Türk müdafaa hattının en mühim kısmı Kilitbahir mevkiidir. Burada boğaz en dardır ve kısmen tepelerde, kısmen sahilde bulunan istihkâmların, karşısındaki Anadolu tarafında bulunan diğer istihkâmlar ile birlikte savaşları, her düşman gemisine pusulayı şaşırtabilir. Bu nedenle Kilitbahir istihkâmları, Ege Denizi sahillerine çıkacak düşmana karşı bilhassa kuvvetle korunmalıdır.
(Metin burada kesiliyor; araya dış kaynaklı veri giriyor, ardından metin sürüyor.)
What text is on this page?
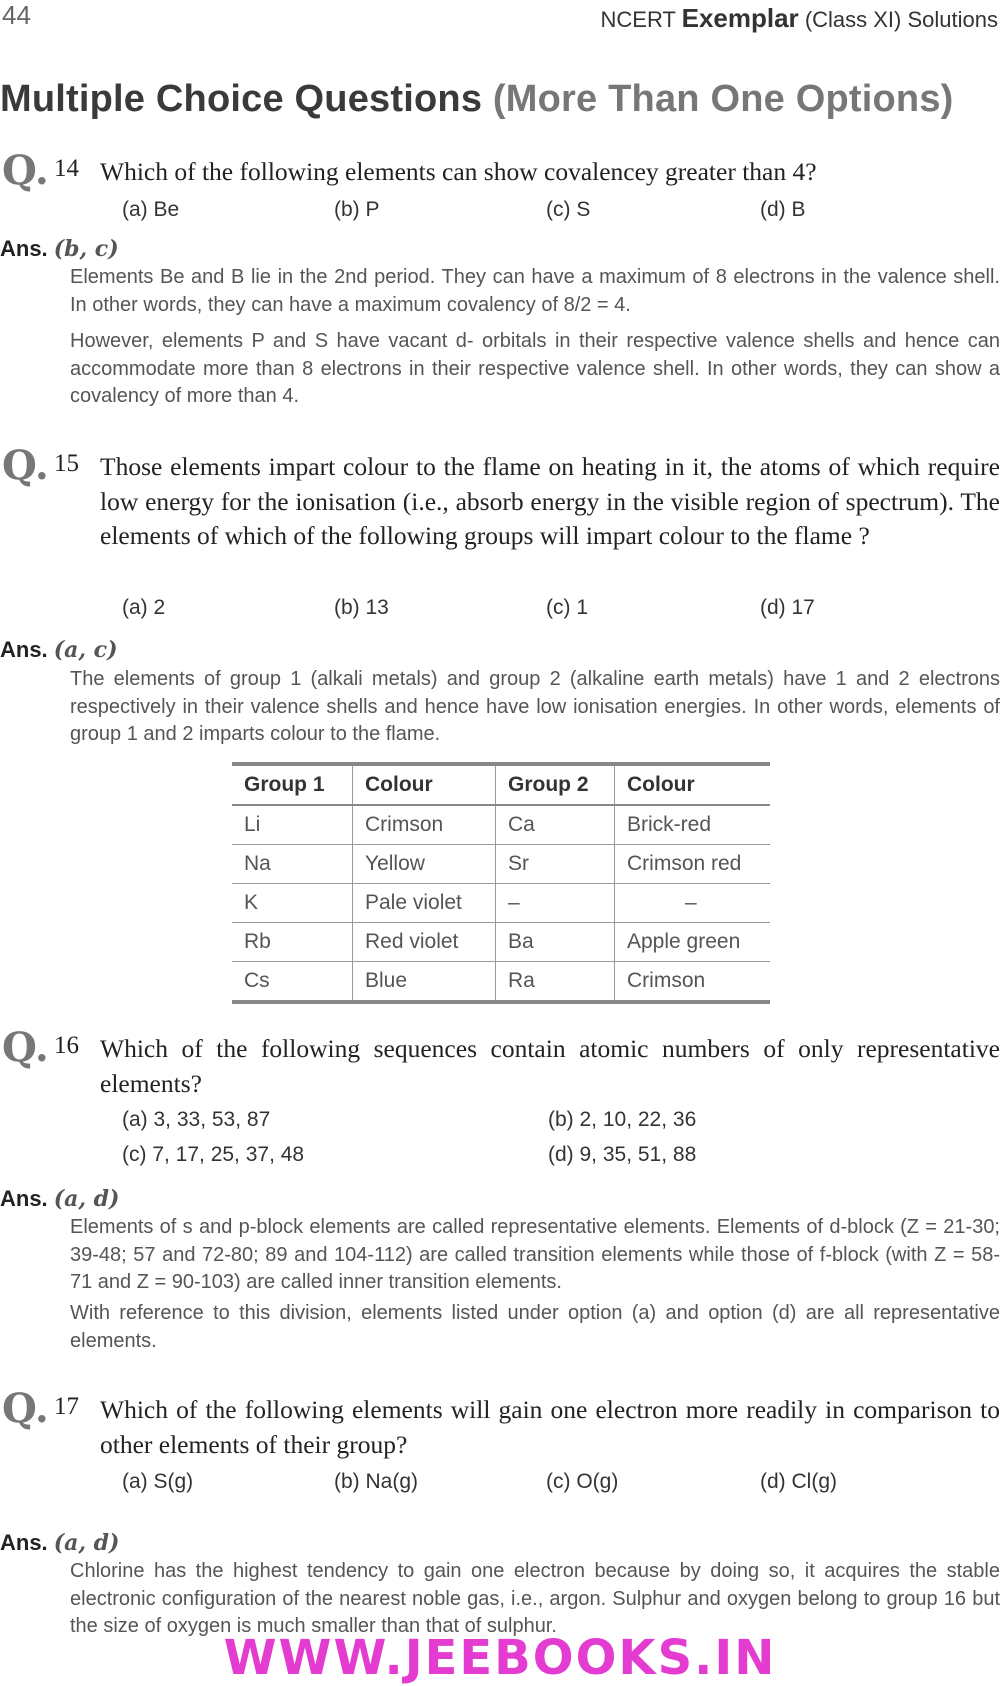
44	NCERT Exemplar (Class XI) Solutions
Multiple Choice Questions (More Than One Options)
Q. 14 Which of the following elements can show covalencey greater than 4?
(a) Be	(b) P	(c) S	(d) B
Ans. (b, c)
Elements Be and B lie in the 2nd period. They can have a maximum of 8 electrons in the valence shell. In other words, they can have a maximum covalency of 8/2 = 4.
However, elements P and S have vacant d- orbitals in their respective valence shells and hence can accommodate more than 8 electrons in their respective valence shell. In other words, they can show a covalency of more than 4.
Q. 15 Those elements impart colour to the flame on heating in it, the atoms of which require low energy for the ionisation (i.e., absorb energy in the visible region of spectrum). The elements of which of the following groups will impart colour to the flame ?
(a) 2	(b) 13	(c) 1	(d) 17
Ans. (a, c)
The elements of group 1 (alkali metals) and group 2 (alkaline earth metals) have 1 and 2 electrons respectively in their valence shells and hence have low ionisation energies. In other words, elements of group 1 and 2 imparts colour to the flame.
Group 1	Colour	Group 2	Colour
Li	Crimson	Ca	Brick-red
Na	Yellow	Sr	Crimson red
K	Pale violet	–	–
Rb	Red violet	Ba	Apple green
Cs	Blue	Ra	Crimson
Q. 16 Which of the following sequences contain atomic numbers of only representative elements?
(a) 3, 33, 53, 87	(b) 2, 10, 22, 36
(c) 7, 17, 25, 37, 48	(d) 9, 35, 51, 88
Ans. (a, d)
Elements of s and p-block elements are called representative elements. Elements of d-block (Z = 21-30; 39-48; 57 and 72-80; 89 and 104-112) are called transition elements while those of f-block (with Z = 58-71 and Z = 90-103) are called inner transition elements.
With reference to this division, elements listed under option (a) and option (d) are all representative elements.
Q. 17 Which of the following elements will gain one electron more readily in comparison to other elements of their group?
(a) S(g)	(b) Na(g)	(c) O(g)	(d) Cl(g)
Ans. (a, d)
Chlorine has the highest tendency to gain one electron because by doing so, it acquires the stable electronic configuration of the nearest noble gas, i.e., argon. Sulphur and oxygen belong to group 16 but the size of oxygen is much smaller than that of sulphur.
WWW.JEEBOOKS.IN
Yoksa Çanakkale’yi açık saymak İcap öder.
Karşılığında, Harbiye Nazırı Vekili Hurşit Paşa’dan aldığım cevap şu oldu:
«Ben böyle şeylere karışmam.»
Belki de bu ve benzeri zihniyete sahip üst düzey komuta heyeti nedeniyledir ki 5’inci Ordunun Alman Komutanının şahsi öngörüleriyle aldığı savunma tedbirleri, gerek Başkomutanlık Vekâleti gerekse Harbiye Nezareti tarafından pek fazla irdelenmeyecektir.
Enver Paşa’nın da uygun görmesi üzerine, 25 Nisan 1915 gününün sabahında Gelibolu Yarımadası sahillerine yönelen çıkarmalar sırasında Türk kuvvetleri, sayısal ve ateş gücü olarak çok üstün durumdaki düşmanı, bu bölümde yer alan haritalarda gösterilen tertiplenmeler dâhilinde karşılamak durumunda kalmışlardır.
5’inci Ordu Komutanlığı tarafından öngörülen savunma tertibatı ile 25 Nisan 1915 sabahı Arıburnu ve Seddülbahir sahillerinde yaşanan olaylar incelendiğinde, bu konuda Türk komutanların haklı olduğu söylenebilir.
Düşmanın olası çıkarma teşebbüsü karşısında alınacak tedbirler konusunda Liman Von Sanders’e sözle iletilen düşüncelere, hatta 9’uncu Tümen Komutanı Albay Halil Sami Bey’in verdiği yazılı rapora dahi itibar edilmemesine karşılık, olayların Tümen ve Alay seviyesindeki birliklerin Türk Komutanlarınca öngörülen tarzda gerçekleşmesi, çeşitli yorumlara yol açmıştır.
Bu durum karşısında 3’üncü Kolordu Komutanı Esat Paşa’nın da genelde sessiz ve kayıtsız kalması, ilerleyen zamanlarda bazı astları ile soğukluk yaşamasına neden olacaktır.